AHA! Ultimate Fitness Program is Neal Stephenson!!!
Is the interview a quid pro quo for taking out an ad on H&R?
|3.1.05 @ 12:53AM|#
Neal Stephenson:
"I would point out that terrorism is a much more formidable opponent of political liberty than government...terrorism acts as a recruiting station for statists."
The only way for this point to make sense is to contend that terrorism begets more government then existing government does. This might very well be true since statists seem to quite successful in using the threat of terrorism to justify increases on the purview of government such as the Homeland Security Dept, Patriot Act, Iraq war, aid to foreign regimes...ad nauseum.
"So it looks to me as though we are headed for a triangular system in which libertarians and statists and terrorists interact with each other in a way that I?m afraid might turn out to be quite stable."

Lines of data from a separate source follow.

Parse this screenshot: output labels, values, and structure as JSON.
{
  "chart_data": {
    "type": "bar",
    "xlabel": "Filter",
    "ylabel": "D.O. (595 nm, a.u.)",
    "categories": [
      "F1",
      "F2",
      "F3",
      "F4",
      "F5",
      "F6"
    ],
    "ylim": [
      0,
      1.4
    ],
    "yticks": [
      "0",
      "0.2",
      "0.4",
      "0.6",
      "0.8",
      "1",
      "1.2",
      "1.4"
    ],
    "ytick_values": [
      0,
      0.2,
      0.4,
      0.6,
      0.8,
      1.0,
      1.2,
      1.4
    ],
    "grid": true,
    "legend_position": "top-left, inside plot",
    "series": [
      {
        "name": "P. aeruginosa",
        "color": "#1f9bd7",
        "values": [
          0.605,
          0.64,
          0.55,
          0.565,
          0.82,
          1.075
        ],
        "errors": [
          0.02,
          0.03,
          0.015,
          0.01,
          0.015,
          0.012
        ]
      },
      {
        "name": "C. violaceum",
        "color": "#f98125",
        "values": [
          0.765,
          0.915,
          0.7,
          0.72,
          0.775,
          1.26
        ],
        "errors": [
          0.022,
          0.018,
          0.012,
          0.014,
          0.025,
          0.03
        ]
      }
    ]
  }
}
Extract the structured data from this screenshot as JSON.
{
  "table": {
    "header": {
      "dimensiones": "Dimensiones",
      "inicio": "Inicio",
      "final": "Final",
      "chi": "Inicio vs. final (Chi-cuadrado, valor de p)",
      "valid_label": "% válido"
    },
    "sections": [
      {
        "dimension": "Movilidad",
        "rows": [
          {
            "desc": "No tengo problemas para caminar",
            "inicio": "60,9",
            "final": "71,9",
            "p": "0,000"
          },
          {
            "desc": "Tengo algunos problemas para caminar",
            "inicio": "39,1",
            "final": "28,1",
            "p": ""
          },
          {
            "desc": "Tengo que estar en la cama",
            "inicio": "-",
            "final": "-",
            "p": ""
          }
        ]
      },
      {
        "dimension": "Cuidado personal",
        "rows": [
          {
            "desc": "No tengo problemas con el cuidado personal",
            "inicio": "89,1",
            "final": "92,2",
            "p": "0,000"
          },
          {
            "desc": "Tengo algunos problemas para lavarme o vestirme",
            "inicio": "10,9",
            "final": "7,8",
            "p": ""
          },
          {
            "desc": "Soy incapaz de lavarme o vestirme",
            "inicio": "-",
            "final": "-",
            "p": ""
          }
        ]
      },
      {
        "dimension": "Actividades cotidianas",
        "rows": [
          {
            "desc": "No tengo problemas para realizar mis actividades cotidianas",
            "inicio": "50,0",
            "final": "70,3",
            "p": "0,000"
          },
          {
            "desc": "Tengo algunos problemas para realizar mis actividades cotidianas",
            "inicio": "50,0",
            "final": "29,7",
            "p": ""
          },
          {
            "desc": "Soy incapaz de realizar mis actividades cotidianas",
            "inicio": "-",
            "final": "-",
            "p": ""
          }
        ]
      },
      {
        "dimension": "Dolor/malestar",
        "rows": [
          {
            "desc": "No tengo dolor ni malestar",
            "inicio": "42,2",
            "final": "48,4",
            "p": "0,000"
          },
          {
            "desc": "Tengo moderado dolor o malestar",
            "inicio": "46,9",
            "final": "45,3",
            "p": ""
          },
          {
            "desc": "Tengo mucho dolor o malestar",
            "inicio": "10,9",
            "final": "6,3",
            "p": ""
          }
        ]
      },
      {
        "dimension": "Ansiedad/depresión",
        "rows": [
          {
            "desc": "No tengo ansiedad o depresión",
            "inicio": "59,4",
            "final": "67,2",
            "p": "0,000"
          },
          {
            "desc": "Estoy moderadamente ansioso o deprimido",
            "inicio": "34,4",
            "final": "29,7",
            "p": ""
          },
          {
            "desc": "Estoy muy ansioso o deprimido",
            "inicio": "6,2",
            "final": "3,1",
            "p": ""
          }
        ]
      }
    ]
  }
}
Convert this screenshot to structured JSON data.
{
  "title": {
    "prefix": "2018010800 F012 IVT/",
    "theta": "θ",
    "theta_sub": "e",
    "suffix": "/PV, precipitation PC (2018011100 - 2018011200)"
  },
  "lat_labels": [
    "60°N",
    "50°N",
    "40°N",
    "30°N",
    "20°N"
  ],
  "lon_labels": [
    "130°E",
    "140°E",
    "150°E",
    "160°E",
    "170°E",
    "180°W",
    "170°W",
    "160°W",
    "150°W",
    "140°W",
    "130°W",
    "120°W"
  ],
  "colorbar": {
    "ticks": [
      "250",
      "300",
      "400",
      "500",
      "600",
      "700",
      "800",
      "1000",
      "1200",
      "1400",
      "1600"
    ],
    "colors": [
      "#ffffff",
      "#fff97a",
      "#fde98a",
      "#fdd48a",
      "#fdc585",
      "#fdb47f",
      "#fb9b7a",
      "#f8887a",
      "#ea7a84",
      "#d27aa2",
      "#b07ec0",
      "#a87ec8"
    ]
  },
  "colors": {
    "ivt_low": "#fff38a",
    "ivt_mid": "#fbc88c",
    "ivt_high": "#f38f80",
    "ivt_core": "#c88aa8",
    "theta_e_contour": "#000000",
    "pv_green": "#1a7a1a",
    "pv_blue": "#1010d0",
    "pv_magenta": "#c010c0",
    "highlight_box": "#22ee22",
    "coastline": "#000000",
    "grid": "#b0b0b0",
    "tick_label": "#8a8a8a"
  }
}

Want more government (aka less liberty)? Just raise the specter of terrorism or manufacture a terrorist incident or threat. BTW, if we define terrorism as the victimization of innocent civilians and rightly include state fostered terrorism. The US government is financing terrorism when it supports the government of China (their victims being, among others, the people of Tibet), the governments of Israel, Egypt, Jordan, and Uzbekistan. The Chinese government uses "fighting terrorism" as a pretext for their barbarous treatment of Tibetans. Our tax money is given to the savage Uzbek regime using the same excuse.
On US tax dollars to China; I assume that at least some of our trade with China is subsidized with US tax dollars in some manner.